Department of Pathology, Brigham and Women's Hospital, Harvard Medical School, Boston, MA, USA.
Department of Pathology, Massachusetts General Hospital, Harvard Medical School, Boston, MA, USA.
Nat Med. 2024 Mar;30(3):863-874. doi: 10.1038/s41591-024-02856-4. Epub 2024 Mar 19.

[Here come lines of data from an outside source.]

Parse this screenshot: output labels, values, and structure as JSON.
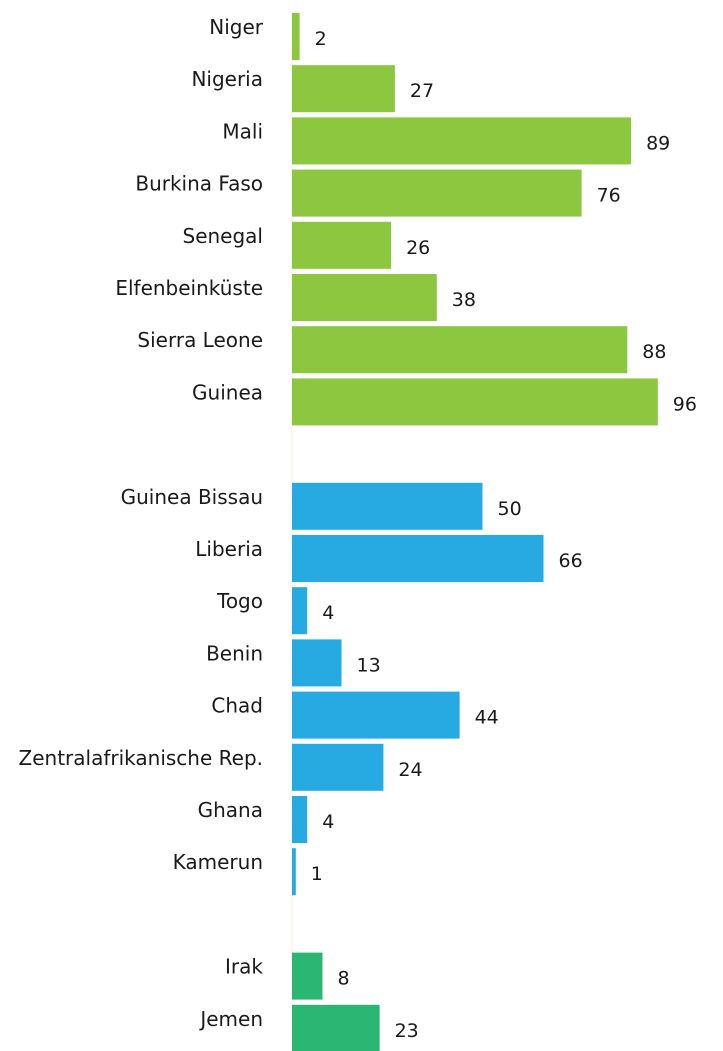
{
  "chart_data": {
    "type": "bar",
    "orientation": "horizontal",
    "title": "",
    "xlabel": "",
    "ylabel": "",
    "xlim": [
      0,
      100
    ],
    "grid": false,
    "legend": "none",
    "groups": [
      {
        "color": "#8dc63f",
        "categories": [
          "Niger",
          "Nigeria",
          "Mali",
          "Burkina Faso",
          "Senegal",
          "Elfenbeinküste",
          "Sierra Leone",
          "Guinea"
        ],
        "values": [
          2,
          27,
          89,
          76,
          26,
          38,
          88,
          96
        ]
      },
      {
        "color": "#27a9e1",
        "categories": [
          "Guinea Bissau",
          "Liberia",
          "Togo",
          "Benin",
          "Chad",
          "Zentralafrikanische Rep.",
          "Ghana",
          "Kamerun"
        ],
        "values": [
          50,
          66,
          4,
          13,
          44,
          24,
          4,
          1
        ]
      },
      {
        "color": "#2bb673",
        "categories": [
          "Irak",
          "Jemen"
        ],
        "values": [
          8,
          23
        ]
      }
    ]
  }
}
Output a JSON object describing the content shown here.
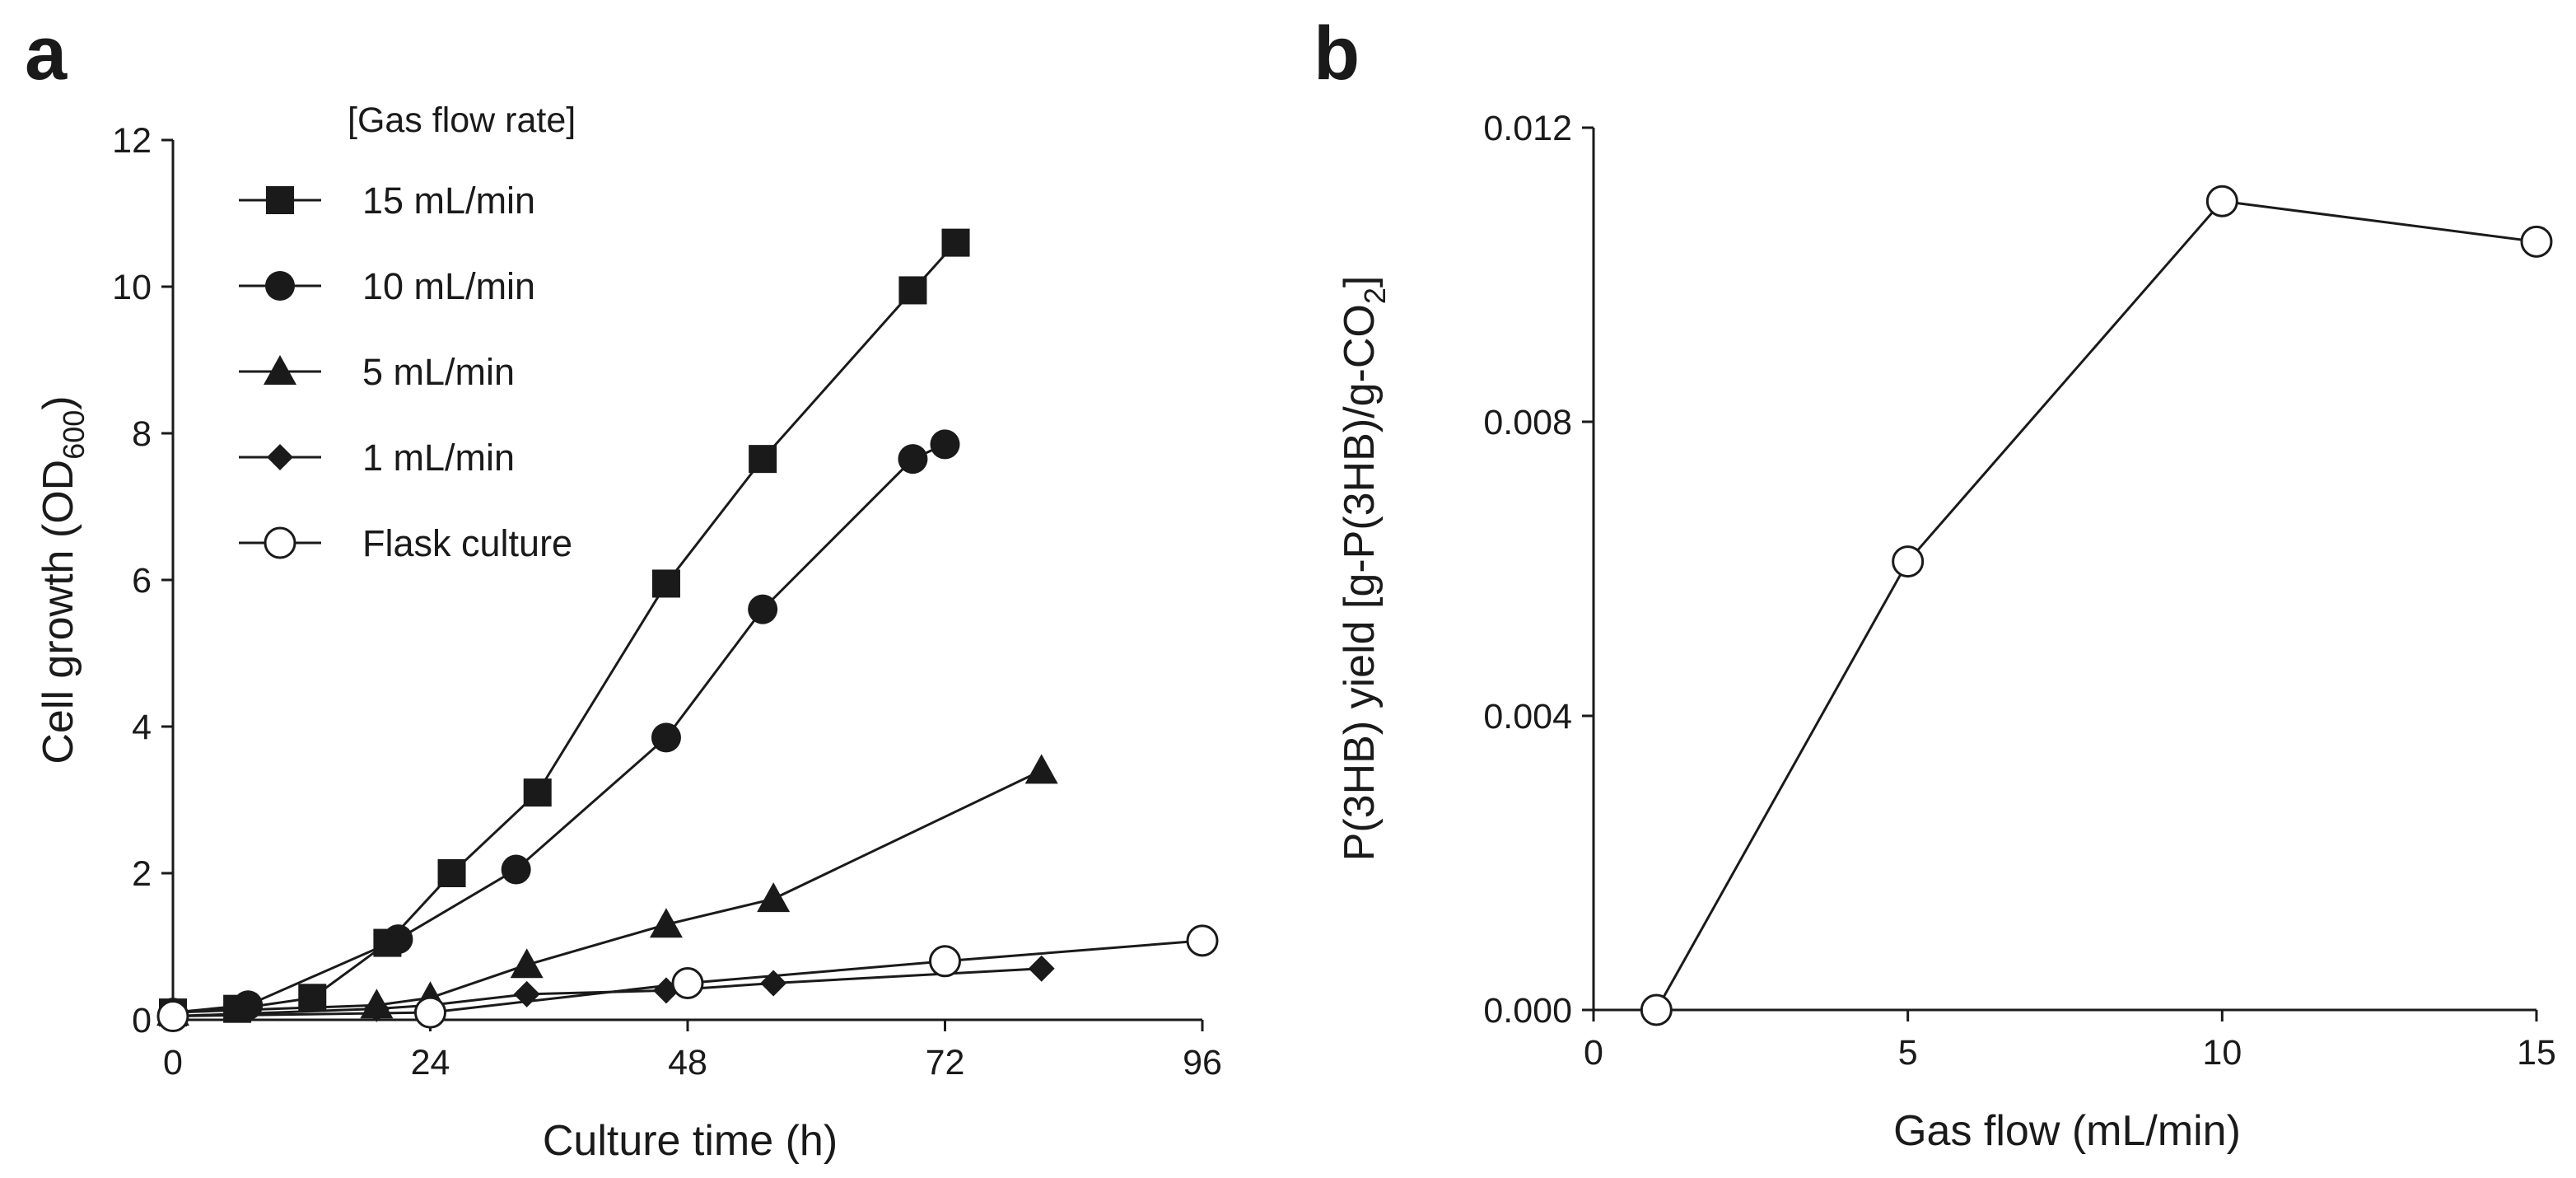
{
  "chart_data": [
    {
      "panel": "a",
      "type": "line",
      "title": "",
      "xlabel": "Culture time (h)",
      "ylabel": "Cell growth (OD",
      "ylabel_sub": "600",
      "ylabel_close": ")",
      "xlim": [
        0,
        96
      ],
      "ylim": [
        0,
        12
      ],
      "xticks": [
        "0",
        "24",
        "48",
        "72",
        "96"
      ],
      "yticks": [
        "0",
        "2",
        "4",
        "6",
        "8",
        "10",
        "12"
      ],
      "grid": false,
      "legend_title": "[Gas flow rate]",
      "legend_position": "top-left",
      "series": [
        {
          "name": "15 mL/min",
          "marker": "square",
          "x": [
            0,
            6,
            13,
            20,
            26,
            34,
            46,
            55,
            69,
            73
          ],
          "y": [
            0.1,
            0.15,
            0.3,
            1.05,
            2.0,
            3.1,
            5.95,
            7.65,
            9.95,
            10.6
          ]
        },
        {
          "name": "10 mL/min",
          "marker": "circle-filled",
          "x": [
            0,
            7,
            21,
            32,
            46,
            55,
            69,
            72
          ],
          "y": [
            0.1,
            0.2,
            1.1,
            2.05,
            3.85,
            5.6,
            7.65,
            7.85
          ]
        },
        {
          "name": "5 mL/min",
          "marker": "triangle",
          "x": [
            0,
            19,
            24,
            33,
            46,
            56,
            81
          ],
          "y": [
            0.1,
            0.2,
            0.3,
            0.75,
            1.3,
            1.65,
            3.4
          ]
        },
        {
          "name": "1 mL/min",
          "marker": "diamond",
          "x": [
            0,
            19,
            24,
            33,
            46,
            56,
            81
          ],
          "y": [
            0.05,
            0.15,
            0.2,
            0.35,
            0.4,
            0.5,
            0.7
          ]
        },
        {
          "name": "Flask culture",
          "marker": "circle-open",
          "x": [
            0,
            24,
            48,
            72,
            96
          ],
          "y": [
            0.05,
            0.1,
            0.5,
            0.8,
            1.08
          ]
        }
      ]
    },
    {
      "panel": "b",
      "type": "line",
      "title": "",
      "xlabel": "Gas flow (mL/min)",
      "ylabel": "P(3HB) yield [g-P(3HB)/g-CO",
      "ylabel_sub": "2",
      "ylabel_close": "]",
      "xlim": [
        0,
        15
      ],
      "ylim": [
        0,
        0.012
      ],
      "xticks": [
        "0",
        "5",
        "10",
        "15"
      ],
      "yticks": [
        "0.000",
        "0.004",
        "0.008",
        "0.012"
      ],
      "grid": false,
      "series": [
        {
          "name": "P(3HB) yield",
          "marker": "circle-open",
          "x": [
            1,
            5,
            10,
            15
          ],
          "y": [
            0.0,
            0.0061,
            0.011,
            0.01045
          ]
        }
      ]
    }
  ],
  "colors": {
    "ink": "#1a1a1a",
    "background": "#ffffff"
  }
}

The accelerated adoption of digital pathology and advances in deep learning have enabled the development of robust models for various pathology tasks across a diverse array of diseases and patient cohorts. However, model training is often difficult due to label scarcity in the medical domain, and a model's usage is limited by the specific task and disease for which it is trained. Additionally, most models in histopathology leverage only image data, a stark contrast to how humans teach each other and reason about histopathologic entities. We introduce CONtrastive learning from Captions for Histopathology (CONCH), a visual-language foundation model developed using diverse sources of histopathology images, biomedical text and, notably, over 1.17 million image-caption pairs through task-agnostic pretraining. Evaluated on a suite of 14 diverse benchmarks, CONCH can be transferred to a wide range of downstream tasks involving histopathology images and/or text, achieving state-of-the-art performance on histology image classification, segmentation, captioning, and text-to-image and image-to-text retrieval. CONCH represents a substantial leap over concurrent visual-language pretrained systems for histopathology, with the potential to directly facilitate a wide array of machine learning-based workflows requiring minimal or no further supervised fine-tuning.
数字病理学的加速采用和深度学习的进步使得针对各种病理学任务的强大模型得以开发,涵盖了广泛的疾病和患者群体。然而,由于医学领域标签稀缺,模型训练通常很困难,并且模型的使用受到其训练的特定任务和疾病的限制。此外,组织病理学中的大多数模型仅利用图像数据,这与人类相互教授和推理组织病理学实体的方式形成鲜明对比。我们引入了 CONtrastive learning from Captions for Histopathology (CONCH),这是一种使用组织病理学图像、生物医学文本以及重要的超过 117 万张图像-标题对的各种来源通过无任务预设训练开发的视觉-语言基础模型。在 14 个不同基准的套件上进行评估,CONCH 可以转移到广泛的下游任务,涉及组织病理学图像和/或文本,在组织学图像分类、分割、标题生成以及文本到图像和图像到文本检索方面实现了最先进的性能。CONCH 代表了组织病理学领域中同期视觉-语言预训练系统的重大飞跃,有可能直接促进需要最小或无需进一步监督微调的广泛的基于机器学习的工作流程。